Bijdragen aan de versterking van het openbaar bestuur
Versterking van het openbaar bestuur is noodzakelijk. Naast het herstel van COVID-19
staat ons land immers voor grote opgaven: 900.000 woningen erbij in 2030, de klimaatdoelen,
herstel van de regionale economie, de stikstofcrisis en betere zorg en ondersteuning
van mensen die op hulp van de overheid zijn aangewezen. Dit moet gerealiseerd worden
in een lastige context: het vertrouwen van mensen in de overheid staat onder druk.

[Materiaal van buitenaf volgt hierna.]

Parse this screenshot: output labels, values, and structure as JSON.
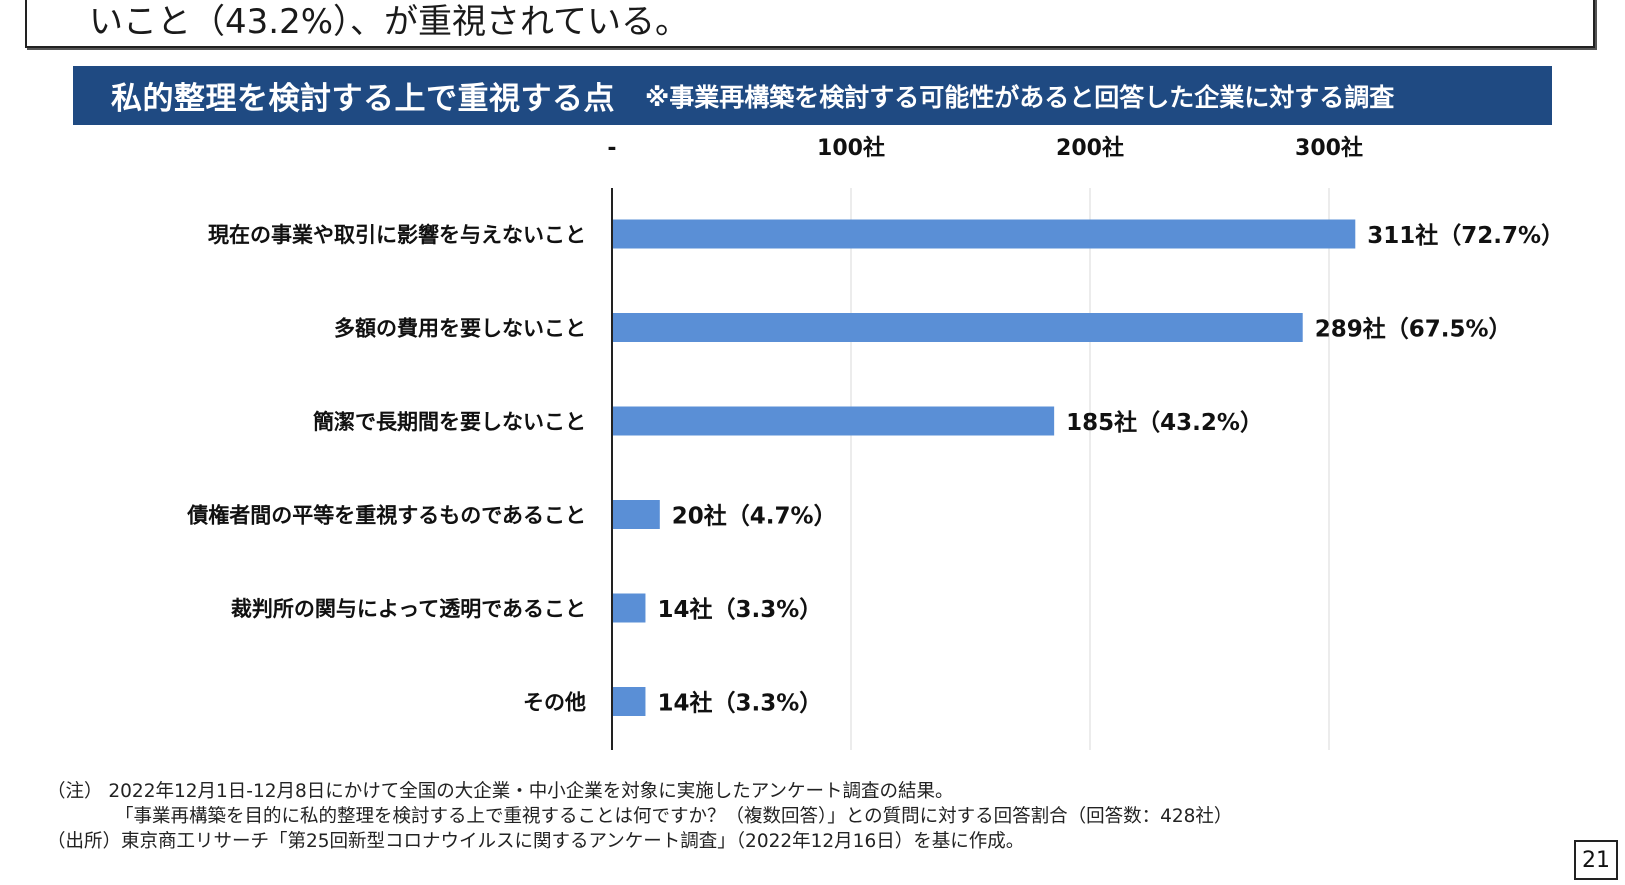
{
  "header": {
    "text": "いこと（43.2%）、が重視されている。"
  },
  "title_bar": {
    "title": "私的整理を検討する上で重視する点",
    "subtitle": "※事業再構築を検討する可能性があると回答した企業に対する調査"
  },
  "chart_data": {
    "type": "bar",
    "orientation": "horizontal",
    "title": "私的整理を検討する上で重視する点",
    "categories": [
      "現在の事業や取引に影響を与えないこと",
      "多額の費用を要しないこと",
      "簡潔で長期間を要しないこと",
      "債権者間の平等を重視するものであること",
      "裁判所の関与によって透明であること",
      "その他"
    ],
    "values": [
      311,
      289,
      185,
      20,
      14,
      14
    ],
    "data_labels": [
      "311社（72.7%）",
      "289社（67.5%）",
      "185社（43.2%）",
      "20社（4.7%）",
      "14社（3.3%）",
      "14社（3.3%）"
    ],
    "x_ticks": [
      0,
      100,
      200,
      300
    ],
    "x_tick_labels": [
      "-",
      "100社",
      "200社",
      "300社"
    ],
    "xlim": [
      0,
      340
    ],
    "grid": true,
    "bar_color": "#5a8fd6",
    "grid_color": "#d9d9d9",
    "axis_color": "#222222"
  },
  "notes": {
    "line1": "（注） 2022年12月1日-12月8日にかけて全国の大企業・中小企業を対象に実施したアンケート調査の結果。",
    "line2": "「事業再構築を目的に私的整理を検討する上で重視することは何ですか？（複数回答）」との質問に対する回答割合（回答数：428社）",
    "line3": "（出所）東京商工リサーチ「第25回新型コロナウイルスに関するアンケート調査」（2022年12月16日）を基に作成。"
  },
  "page_number": "21"
}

Er is een scheefgroei tussen de taken en verantwoordelijkheden van decentrale overheden
en de middelen die zij daarvoor hebben. De financiële positie van veel gemeenten staat
onder druk. De menselijk maat is in het gedrang door de manier waarop de werking van
het openbaar bestuur is georganiseerd. De stapeling aan samenwerkingen in de regio
belemmert een goede sturing. De opgaven vragen om meer uitvoerings- en slagkracht.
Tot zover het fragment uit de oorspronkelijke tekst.